Intense and ongoing trauma can cause your mind to activate a temporary superpower — escape!

Tell me more…

It’s like your mind creates a wall or bubble around you to protect you from things that were out of your control. Your brain decided, in an automatic way, that this was the best way to get you through an intolerable situation. Now, everyone has a little dissociation, daydreaming or forgetting to listening when someone else is talking, but for people with dissociation there are more extreme or noticeable reactions. You might feel unreal — like a robot (Derealization) or feel almost as if the world is unreal — like being a character in a video game (Depersonalization).

DID/OSDD

In some cases people can develop an alternate identity, or alter (Dissociative Identity Disorder, or, as is more common, Other Specified Dissociative Disorder) that your current self does not know about. There will likely be clues for a long time before you might come to be aware of the altars. Family might tell you that at times you call yourself by a different name, or you find clear evidence (written journals, purchased items) that you did things you were not aware of.

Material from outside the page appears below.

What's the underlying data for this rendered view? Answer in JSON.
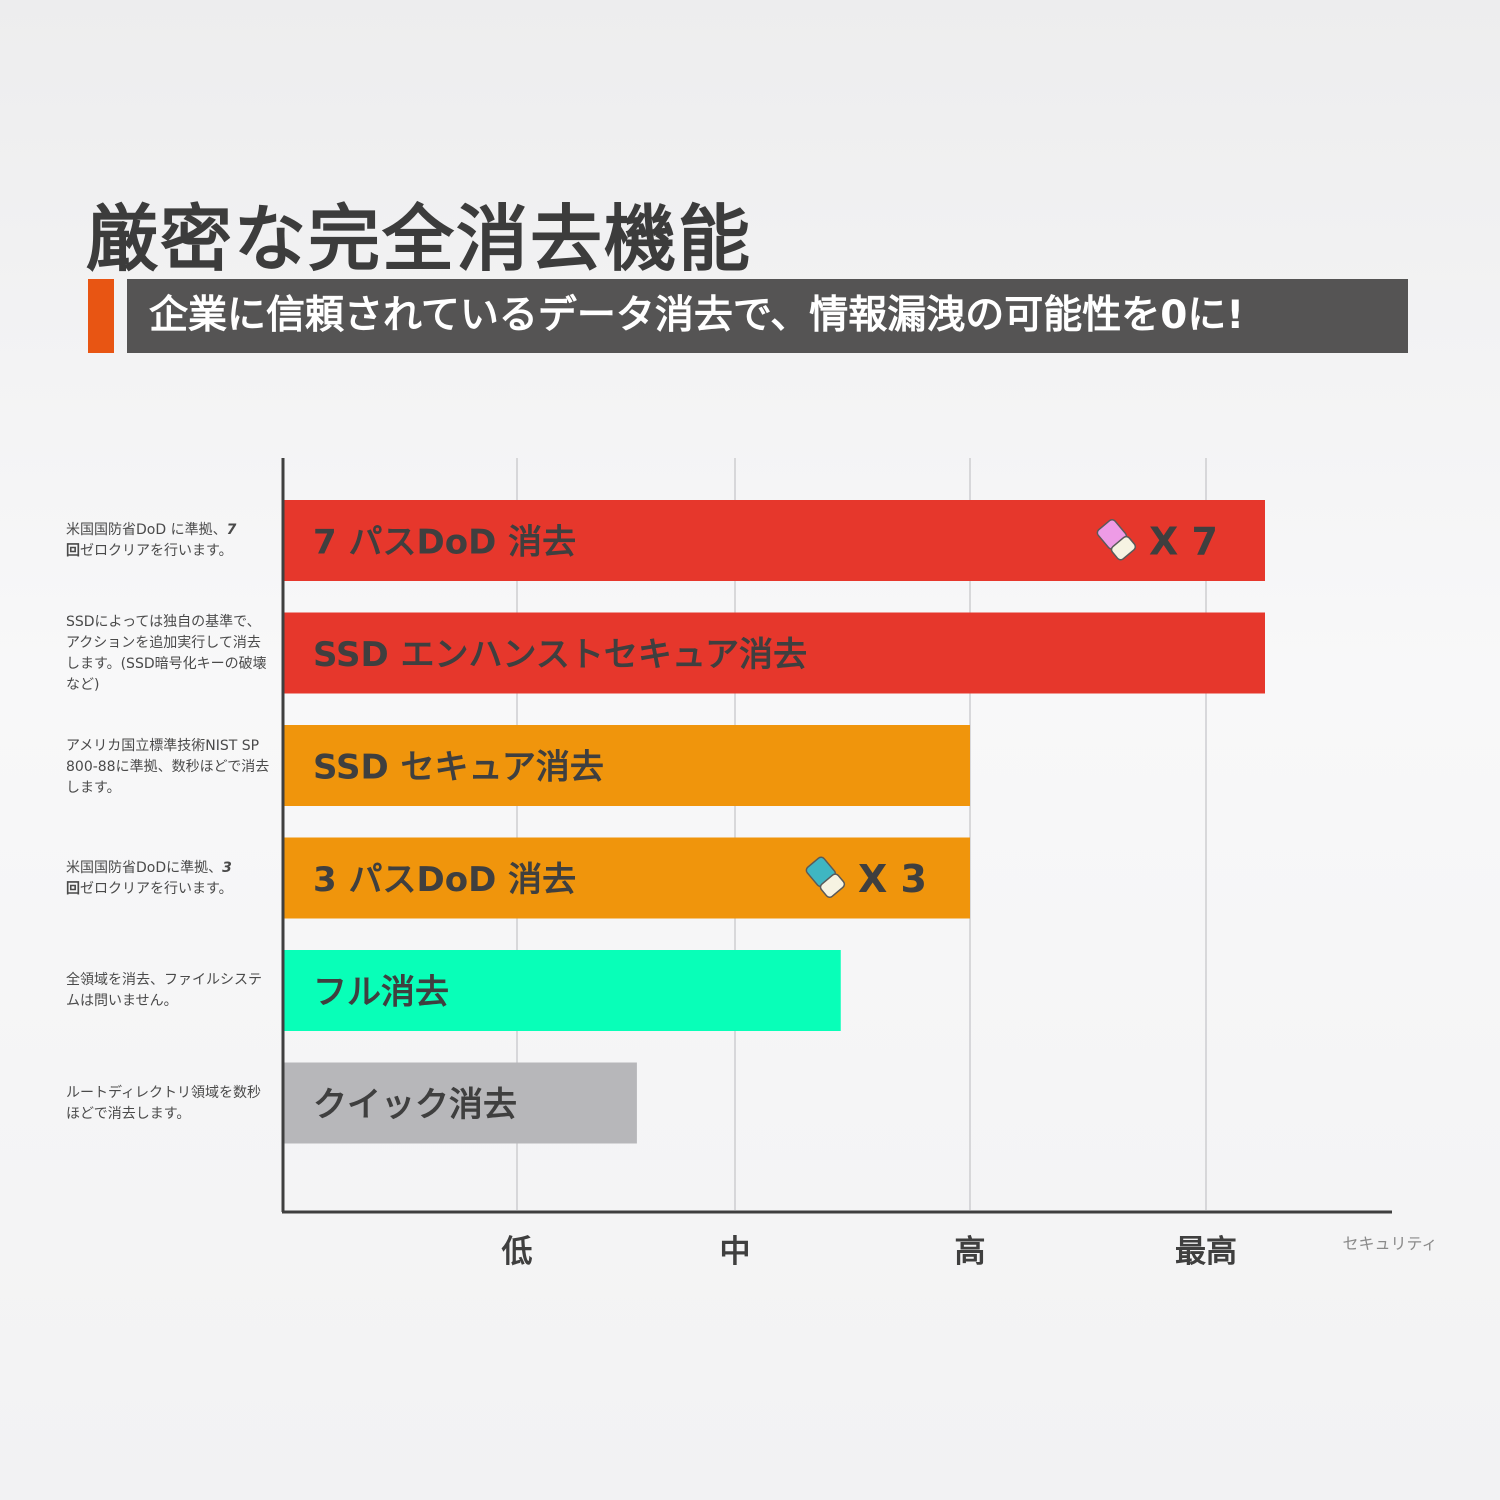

Or you might feel like there are a lot of internal comments being made on the things you do, almost as if you one or more people heckling you or warning you.

You might suddenly find yourself somewhere and not feel sure of how you got there (Dissociative Amnesia).

Any of this can be frightening. but the good news is you can be met, and more fully meet yourself, in some beautiful ways. You can embrace your full self AND your multiplicity.

“…any person with a dissociative experience will tell you it has been our lifeline. It still serves us in a lot of ways, even in a state of recovery.”